In brief: Someone was able to achieve remarkable results in upscaling a very old, low-resolution, black and white video from 1896 to a crystal-clear 4K video at 60 frames per second. This is one of many experiments that prove AI tech can be used to improve content that would normally seem impossible to "enhance" in any way.

One of the hot topics in tech for the last few years has been AI, with business leaders throwing lots of buzzwords around - machine learning, deep learning, reinforcement learning, neural networks, computer vision, natural language processing.

These are all different approaches that companies implement and mix together to create intelligent services and breathe additional "smarts" into consumer electronics. Examples abound, but you may have heard about that AI developed by Google that is able to detect breast cancer, or that other one that Instagram is using to fight abuse on its platform.

AI's complicated history can be traced back to software developed several decades ago with the purpose of imitating how the human brain learns. Today, many companies use something called neural networks, which are essentially layers of densely interconnected nodes that can be "trained" to recognize patterns by throwing large amounts of data at them and fine-tuning their parameters.

If you're wondering what can be done with them other than say, improving accuracy in autonomous cars, look no further than the above video by YouTuber Denis Shiryaev, who did a cool experiment of turning the famous Lumière Brothers' 1896 short clip "Arrival of a Train at La Ciotat" into a 4K, 60 fps video that looks a lot better than your standard upscaled content.
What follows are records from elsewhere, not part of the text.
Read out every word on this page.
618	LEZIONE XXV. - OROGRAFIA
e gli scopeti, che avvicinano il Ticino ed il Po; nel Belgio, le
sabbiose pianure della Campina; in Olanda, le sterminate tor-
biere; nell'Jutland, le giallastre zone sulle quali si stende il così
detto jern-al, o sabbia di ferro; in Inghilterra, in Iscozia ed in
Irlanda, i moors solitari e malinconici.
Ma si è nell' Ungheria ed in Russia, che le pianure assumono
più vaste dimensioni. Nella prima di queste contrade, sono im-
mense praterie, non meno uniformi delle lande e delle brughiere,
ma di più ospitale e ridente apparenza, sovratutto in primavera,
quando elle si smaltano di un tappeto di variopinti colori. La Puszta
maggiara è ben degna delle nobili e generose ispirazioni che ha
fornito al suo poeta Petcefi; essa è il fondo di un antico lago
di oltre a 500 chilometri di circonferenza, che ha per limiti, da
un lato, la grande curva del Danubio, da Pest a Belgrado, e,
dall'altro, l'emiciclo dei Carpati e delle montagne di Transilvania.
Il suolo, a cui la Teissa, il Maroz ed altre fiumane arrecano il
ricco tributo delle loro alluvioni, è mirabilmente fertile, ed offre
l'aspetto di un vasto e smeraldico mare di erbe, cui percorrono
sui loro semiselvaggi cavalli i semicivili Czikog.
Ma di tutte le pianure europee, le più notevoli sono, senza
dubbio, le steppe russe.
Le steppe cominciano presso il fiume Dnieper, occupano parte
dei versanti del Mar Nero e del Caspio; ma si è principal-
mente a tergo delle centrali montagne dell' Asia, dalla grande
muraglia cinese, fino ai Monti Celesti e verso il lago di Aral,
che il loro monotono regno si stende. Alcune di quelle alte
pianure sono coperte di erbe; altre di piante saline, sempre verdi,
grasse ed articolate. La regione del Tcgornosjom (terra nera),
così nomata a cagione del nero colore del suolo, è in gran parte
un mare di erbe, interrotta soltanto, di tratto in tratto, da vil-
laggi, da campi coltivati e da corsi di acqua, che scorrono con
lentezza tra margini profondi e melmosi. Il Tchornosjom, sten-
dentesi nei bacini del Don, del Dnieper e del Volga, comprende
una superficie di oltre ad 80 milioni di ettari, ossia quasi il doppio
The original is a modest 640 by 480 video at just 20 frames per second, and is the first example of a number of common cinematic techniques, not to mention one of the earliest attempts at 3D film. As you can see, it's not exactly impressive by today's standards, so Denis used a mix of neural networks from Gigapixel AI and a technique called depth-aware video frame interpolation to not only upscale the resolution of the video, but also increase its frame rate to something that looks a lot smoother to the human eye.

Update: As pointed out by many readers, the upscaled video shown above did not use the original film as the source, but an already upscaled, digitalized version of the same film that had been curated. Here's also a "deoldified" version of the video that adds color.

Supposedly, there is a myth that people who had the privilege of watching it in theaters at the time were startled by the sight of a fast-approaching train that seemed to almost come out of the screen. However, the upscaled version made by Denis showcases this effect quite well, even though it's miles ahead of the original in terms of subjective quality.

The Gigapixel AI used for the upscaling process is developed by Topaz Labs and is being trained to "fill in" information in an image using patterns and structures from a large pool of source images that are downscaled so that results can be compared to the originals. Traditional wisdom is that upscaled content usually loses sharpness and clarity, and also doesn't have any added detail since you're limited by the source image, but Gigapixel AI doesn't rely on interpolation like standard techniques to add in the missing pixels.

It can be argued that this new method might introduce erroneous details and is also much slower (according to Topaz Labs) than conventional techniques (bi-cubic, Lanczos, spline). However, the point is that neural networks can be trained to colorize images and add in various missing patterns in things like floors, windows, vegetation, etc.

There is even an experiment to teach neural networks how to paint, such as one conducted by Libre AI's Ernesto Diaz Aviles, who used PyTorch and libraries to achieve just that. The idea here is to get computers to draw landscapes in much the same way that Bob Ross did in his famous program "The Joy of Painting" where he taught viewers how to use simple techniques in a fun way.

And we've already seen examples of what can be achieved using neural networks to visually overhaul old games like Doom and give game characters more natural and convincing animations.

AI is so big that companies like Google, Apple, Intel, Microsoft, Amazon, and others are all racing to buy or invest in every new and obscure startup in the field to foster talent for their various projects. It's even the subject of ample discussion on the role AI in copyright and trademark law moving forward. It will be interesting to see what's in store for the next decade, and, thanks to Nvidia, we might have a hint - AI-rendered, interactive virtual worlds based on massive libraries of real-world footage.